Fordham Public Safety Launches New App

By QUENNIE CHEN
Contributing Writer
Published: October 30, 2014

On Monday, Oct. 27, 2014,  Fordham’s Department of Public Safety introduced a new safety app, called “The Fordham Safety Application,” via email to students and faculty. According to the email, the app was a collaborative effort between the Department of Public Safety, Fordham Information Technology (IT) and an outside vendor. John Carroll, associate vice president of public safety, said that the project “was planned for about three or four months.”

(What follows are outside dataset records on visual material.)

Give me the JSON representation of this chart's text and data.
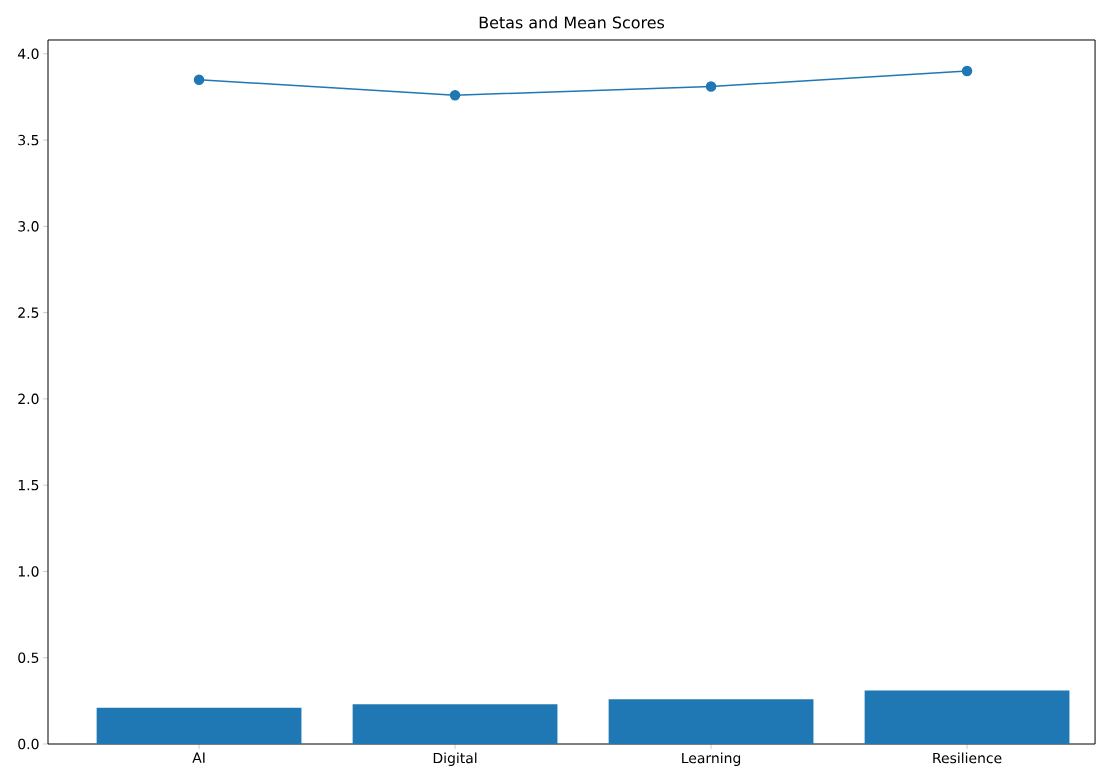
{
  "chart_data": {
    "type": "bar",
    "title": "Betas and Mean Scores",
    "categories": [
      "AI",
      "Digital",
      "Learning",
      "Resilience"
    ],
    "series": [
      {
        "color": "#1f77b4",
        "values": [
          0.21,
          0.23,
          0.26,
          0.31
        ]
      },
      {
        "type": "line",
        "color": "#1f77b4",
        "marker": "circle",
        "values": [
          3.85,
          3.76,
          3.81,
          3.9
        ]
      }
    ],
    "ylim": [
      0,
      4.08
    ],
    "yticks": [
      {
        "value": 0,
        "label": "0.0"
      },
      {
        "value": 0.5,
        "label": "0.5"
      },
      {
        "value": 1,
        "label": "1.0"
      },
      {
        "value": 1.5,
        "label": "1.5"
      },
      {
        "value": 2,
        "label": "2.0"
      },
      {
        "value": 2.5,
        "label": "2.5"
      },
      {
        "value": 3,
        "label": "3.0"
      },
      {
        "value": 3.5,
        "label": "3.5"
      },
      {
        "value": 4,
        "label": "4.0"
      }
    ]
  }
}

(Courtesy Fordham Public Safety App.)
(Courtesy Fordham Public Safety App.)

Perhaps the most critical piece of information was Fordham’s disclaimer that “the app is only to be used in emergency situations in which you cannot safely dial Fordham Public Safety or 911.” Carroll clarified that the app was designed to be used “only as a backup system” and should not be a student or staff’s primary method of communicating an emergency. The app should only be used if the student or staff cannot safely call 911 or Public Safety.

The app is currently available for download on iPhone and Android devices. After downloading the app, the user must enter in their Fordham Access IT username and password, their gender, and his/her cell phone number in order for the app to work. Next, the user will be directed to the app’s main screen where they will have the options to send a “free-form text message,” a “pre-defined message” or the option to select an “urgent assistance icon.” All three options are placed in a linear fashion side by side on the app for ease of access. Below, there is also an option to directly call Public Safety.

 If a student or staff chooses one of these options, the message will be sent to Fordham’s Public Safety Office in Rose Hill. After the message is received, Public Safety will dispatch help based on the student’s location. If the sender is near campus, the nearby campus will send a supervisor for assistance. If the sender is not near campus, Public Safety will attempt to contact the student and proceed to dial 911.

Should there be updates made to the app in the future, Carroll says that “all students and staff will receive these upgrades.” The app available to download now is the most current version to date and is free of charge.

The Department of Public Safety does not have a number on how many students have downloaded the app so far. But Carroll hopes that all students and faculty will take advantage of this extra resource. Carroll asked, “why not take every resource you can?”

Carroll said that the app was made as a means to “best serve students and staff…in an emergency, every second counts.” Perhaps in an emergency situation, every app counts as well.